Георгий Хазагеров | В обществе окрепла уверенность, что риторика - это какое-то жульничество. Мы перестали верить в силу убеждения и верим, что управлять можно какими-то особыми методами, уповаем на двадцать пятый кадр. С советских времен надеемся на спецметоды как на какое-то волшебство, а спецметоды на поверку - манипулирование и обман. И даже когда обман рассеивается, мы все-таки продолжаем думать, что для эффективности каких-то социальных мер вовсе не обязательно ответственно говорить о них, легче обойтись слоганами и ярлыками, замалчивая все неудобные моменты. Риторика же в отличие от спецметодов - это убеждение. Наука об убеждении и практика убеждающей речи.

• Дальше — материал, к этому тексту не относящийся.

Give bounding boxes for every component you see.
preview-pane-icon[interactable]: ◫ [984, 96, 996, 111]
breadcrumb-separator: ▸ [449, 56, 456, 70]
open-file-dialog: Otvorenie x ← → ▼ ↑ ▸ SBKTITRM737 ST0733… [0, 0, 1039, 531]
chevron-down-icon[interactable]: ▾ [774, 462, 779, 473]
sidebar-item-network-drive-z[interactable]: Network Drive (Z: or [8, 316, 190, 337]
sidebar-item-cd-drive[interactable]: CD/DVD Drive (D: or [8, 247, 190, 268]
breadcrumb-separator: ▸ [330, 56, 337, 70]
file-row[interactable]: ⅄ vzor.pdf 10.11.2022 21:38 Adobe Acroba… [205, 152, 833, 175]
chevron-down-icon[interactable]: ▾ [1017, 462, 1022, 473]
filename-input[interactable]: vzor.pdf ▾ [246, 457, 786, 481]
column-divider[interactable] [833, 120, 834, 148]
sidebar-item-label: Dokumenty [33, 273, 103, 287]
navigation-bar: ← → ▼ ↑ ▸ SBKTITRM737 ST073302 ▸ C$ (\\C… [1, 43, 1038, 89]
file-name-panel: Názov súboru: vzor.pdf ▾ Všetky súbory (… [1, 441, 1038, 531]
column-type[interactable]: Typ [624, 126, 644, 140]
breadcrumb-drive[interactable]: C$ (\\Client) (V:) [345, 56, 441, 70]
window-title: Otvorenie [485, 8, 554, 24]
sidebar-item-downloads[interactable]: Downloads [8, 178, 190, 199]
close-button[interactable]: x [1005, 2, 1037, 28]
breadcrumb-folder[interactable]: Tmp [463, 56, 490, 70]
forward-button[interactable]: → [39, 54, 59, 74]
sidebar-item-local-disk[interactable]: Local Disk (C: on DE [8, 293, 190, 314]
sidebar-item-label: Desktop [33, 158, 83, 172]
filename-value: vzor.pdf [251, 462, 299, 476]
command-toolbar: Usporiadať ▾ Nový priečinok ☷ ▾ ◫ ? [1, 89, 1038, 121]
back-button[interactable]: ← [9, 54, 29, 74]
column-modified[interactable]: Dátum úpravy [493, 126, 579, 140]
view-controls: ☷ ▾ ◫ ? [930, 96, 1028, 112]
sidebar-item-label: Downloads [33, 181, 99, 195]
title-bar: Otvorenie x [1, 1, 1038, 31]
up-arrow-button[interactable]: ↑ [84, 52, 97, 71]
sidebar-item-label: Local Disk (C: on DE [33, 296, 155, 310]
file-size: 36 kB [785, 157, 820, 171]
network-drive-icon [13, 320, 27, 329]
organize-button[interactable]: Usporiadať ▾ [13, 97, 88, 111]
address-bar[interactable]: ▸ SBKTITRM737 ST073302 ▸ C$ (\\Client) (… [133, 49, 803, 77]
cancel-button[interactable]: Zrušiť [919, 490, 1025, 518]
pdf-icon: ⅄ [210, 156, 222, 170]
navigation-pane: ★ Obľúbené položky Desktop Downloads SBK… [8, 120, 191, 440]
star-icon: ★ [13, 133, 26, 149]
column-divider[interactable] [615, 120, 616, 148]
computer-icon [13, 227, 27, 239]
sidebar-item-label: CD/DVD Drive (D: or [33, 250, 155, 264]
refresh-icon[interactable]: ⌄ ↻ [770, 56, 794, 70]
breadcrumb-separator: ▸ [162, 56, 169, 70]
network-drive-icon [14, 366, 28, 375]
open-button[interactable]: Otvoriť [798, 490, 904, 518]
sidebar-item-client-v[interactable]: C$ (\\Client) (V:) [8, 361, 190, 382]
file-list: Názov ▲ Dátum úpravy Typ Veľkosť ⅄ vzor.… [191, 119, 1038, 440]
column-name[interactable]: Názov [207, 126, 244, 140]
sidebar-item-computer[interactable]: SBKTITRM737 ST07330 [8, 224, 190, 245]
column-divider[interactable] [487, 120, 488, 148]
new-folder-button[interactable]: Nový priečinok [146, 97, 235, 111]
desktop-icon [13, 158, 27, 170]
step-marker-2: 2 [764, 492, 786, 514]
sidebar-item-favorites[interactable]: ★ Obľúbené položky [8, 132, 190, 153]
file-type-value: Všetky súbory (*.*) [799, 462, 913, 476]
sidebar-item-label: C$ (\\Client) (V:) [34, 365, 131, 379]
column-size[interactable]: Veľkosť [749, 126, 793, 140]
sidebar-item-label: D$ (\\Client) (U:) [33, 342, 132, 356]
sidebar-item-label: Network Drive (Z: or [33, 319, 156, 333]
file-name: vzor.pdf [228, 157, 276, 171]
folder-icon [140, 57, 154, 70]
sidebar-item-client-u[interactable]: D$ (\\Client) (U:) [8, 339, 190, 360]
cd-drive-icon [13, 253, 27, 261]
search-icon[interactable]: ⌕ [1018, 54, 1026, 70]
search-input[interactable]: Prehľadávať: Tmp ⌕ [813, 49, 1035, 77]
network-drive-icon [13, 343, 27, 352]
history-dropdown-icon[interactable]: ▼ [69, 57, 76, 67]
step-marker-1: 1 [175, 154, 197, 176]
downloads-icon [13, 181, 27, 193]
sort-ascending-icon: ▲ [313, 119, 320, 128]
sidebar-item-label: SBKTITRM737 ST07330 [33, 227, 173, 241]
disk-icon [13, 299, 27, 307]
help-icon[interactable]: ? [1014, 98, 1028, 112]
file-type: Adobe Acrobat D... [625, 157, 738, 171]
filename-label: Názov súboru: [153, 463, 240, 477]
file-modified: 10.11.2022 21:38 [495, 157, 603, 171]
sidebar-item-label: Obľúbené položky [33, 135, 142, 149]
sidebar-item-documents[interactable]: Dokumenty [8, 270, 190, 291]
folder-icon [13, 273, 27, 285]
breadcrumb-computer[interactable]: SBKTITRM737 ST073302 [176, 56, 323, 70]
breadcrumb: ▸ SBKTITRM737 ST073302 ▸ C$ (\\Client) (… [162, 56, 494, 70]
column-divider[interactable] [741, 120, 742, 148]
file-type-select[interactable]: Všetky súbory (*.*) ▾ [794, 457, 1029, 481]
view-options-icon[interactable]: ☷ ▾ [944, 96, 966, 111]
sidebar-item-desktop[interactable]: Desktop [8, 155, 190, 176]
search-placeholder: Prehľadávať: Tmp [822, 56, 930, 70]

РГ | А было ли советское время риторически успешным?
Хазагеров | Многим кажется, что да. Для исследователя это, безусловно, интересный период, время активной языковой и идеологической политики государства. Но Советская власть в собственной пропаганде не соблюла меры, и в результате ее риторика пала, как недостроенная Вавилонская башня.
РГ | Но иногда что-то получается и у манипуляторов?
Нельзя оставлять народ в положении зрителя. Зритель не поймет, если ему в середине пьесы скажут: «плати налоги» или «иди в армию»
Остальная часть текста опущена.